Consumer review website Yelp Inc's shares traded more than 60 percent above their initial public offering price in their market debut on Friday, as investors rushed to buy a piece of the growing local advertising market.

Yelp's stellar debut follows those of other Internet sensations like LinkedIn Corp, Groupon Inc and Zillow Inc. But while those stocks made large first-day gains, they have since declined.

Groupon stock soared as much as 56 percent on its opening day, but has since fallen below the offer price of $20 a share.

Yelp's shares were trading up 62 percent at $24.60 on Friday morning.
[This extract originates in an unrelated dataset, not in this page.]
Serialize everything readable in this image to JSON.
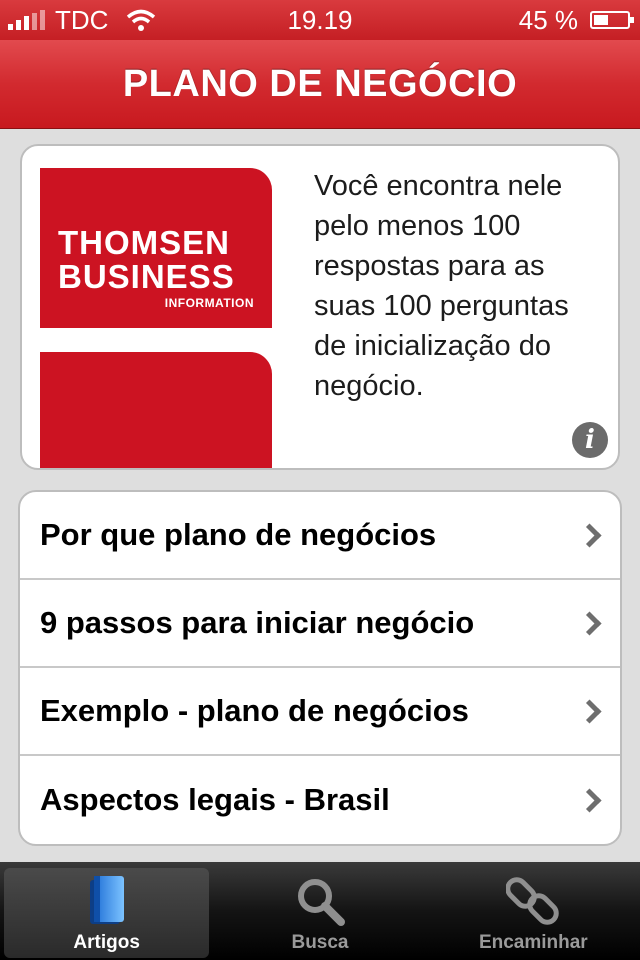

At that level, the company is valued at about $1.43 billion -- about 17 times its 2011 revenue.

On Thursday, Yelp had priced its IPO at $15 a share, above its indicated range of between $12 and $14.

Yelp's website has more than 25 million reviews of a range of local businesses and services -- from plumbers and shoe-repair shops to restaurants and nightlife options.

The San-Francisco-based company was started eight years ago in 2004 by former PayPal engineers Jeremy Stoppelman and Russel Simmons, when Stoppelman was in search of a doctor and online searches turned up only generic lists on health insurance websites.

Stoppelman told CNBC he wanted his company to become the Amazon.com Inc of local advertising.

We're just scratching the surface of local advertising, Stoppelman said. ... It's an enormous market.

The company, however, faces stiff competition from Facebook; Google Inc through its recent buy of restaurant reviewer Zagat; and others like Groupon and Angie's List Inc.

Stoppelman said he was not fazed by competition from the likes of Google.

Yelp had 66 million unique visitors and was used in 5.7 million unique mobile devices on a monthly average basis in its latest quarter. It was active in 46 markets in the United States and 25 internationally at the end of last year.